The words sank into Apollo, like an ancient monument inside of him had finally corroded at its stand and fell, it collapsed on him and he could feel the dirt and dust pushing him away. His shoulder hunched over. He moved his hands to a shelf and left the free cigarettes next to a golden bag of potato chips. He left. The doorbell rung. He did not look to anyone as he made it to his car. He sat down, took a breath and fixed his rear side windows, there was a reflection of a stranger in the glass. He couldn’t make out the face, it was foreign to him. He could only tell that the face looked a bit sad, a bit teary eyed, and very pale. He closed his eyes, tried to remember what he looked like, a few words came to mind. Tall, brown, unyielding. He didn’t see any of that. Only the figure of the blond-haired, pale-faced girl.

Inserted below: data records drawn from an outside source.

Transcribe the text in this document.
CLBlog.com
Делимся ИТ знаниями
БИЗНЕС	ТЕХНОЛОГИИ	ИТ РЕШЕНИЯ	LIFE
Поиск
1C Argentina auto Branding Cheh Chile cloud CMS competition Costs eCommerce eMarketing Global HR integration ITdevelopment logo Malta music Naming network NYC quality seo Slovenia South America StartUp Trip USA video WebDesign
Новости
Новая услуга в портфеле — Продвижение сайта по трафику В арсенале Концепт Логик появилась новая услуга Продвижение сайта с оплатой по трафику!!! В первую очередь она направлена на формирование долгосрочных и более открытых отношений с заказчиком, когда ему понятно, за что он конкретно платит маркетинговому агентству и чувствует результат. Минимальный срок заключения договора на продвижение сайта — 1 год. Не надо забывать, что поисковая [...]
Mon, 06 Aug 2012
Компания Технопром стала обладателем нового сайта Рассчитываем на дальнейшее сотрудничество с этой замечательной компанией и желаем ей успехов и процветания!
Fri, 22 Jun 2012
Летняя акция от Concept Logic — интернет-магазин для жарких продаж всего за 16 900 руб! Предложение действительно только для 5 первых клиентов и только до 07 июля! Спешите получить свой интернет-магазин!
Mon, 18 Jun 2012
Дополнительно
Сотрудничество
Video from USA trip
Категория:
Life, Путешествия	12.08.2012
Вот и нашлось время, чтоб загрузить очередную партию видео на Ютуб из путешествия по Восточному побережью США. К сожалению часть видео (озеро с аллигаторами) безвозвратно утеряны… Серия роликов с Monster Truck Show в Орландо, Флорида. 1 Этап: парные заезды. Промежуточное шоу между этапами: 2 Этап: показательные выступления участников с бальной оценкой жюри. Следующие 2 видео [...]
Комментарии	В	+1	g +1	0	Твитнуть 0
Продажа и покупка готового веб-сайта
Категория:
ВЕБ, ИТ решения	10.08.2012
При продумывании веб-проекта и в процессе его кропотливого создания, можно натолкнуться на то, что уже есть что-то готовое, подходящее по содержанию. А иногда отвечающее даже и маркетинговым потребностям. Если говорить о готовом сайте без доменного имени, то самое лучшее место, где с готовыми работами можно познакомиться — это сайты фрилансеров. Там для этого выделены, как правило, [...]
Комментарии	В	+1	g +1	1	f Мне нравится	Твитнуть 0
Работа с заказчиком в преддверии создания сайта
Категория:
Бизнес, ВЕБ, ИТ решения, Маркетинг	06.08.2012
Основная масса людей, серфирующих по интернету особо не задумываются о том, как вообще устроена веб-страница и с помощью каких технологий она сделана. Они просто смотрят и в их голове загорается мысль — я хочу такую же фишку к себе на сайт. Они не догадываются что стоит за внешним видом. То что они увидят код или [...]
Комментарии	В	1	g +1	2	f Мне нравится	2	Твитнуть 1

He needed to drive. Away, anywhere. But where? Anywhere! But. Where? 

And he decided under some uncertain terms that he would just go to the lake, not to do anything in particular, but just to fill his lungs with fresh air. Not to meet or see or do anything, but just to live there on the edge of the body of water. Even if just for a moment. 

A moment, that’s it. He’d just go there for a moment.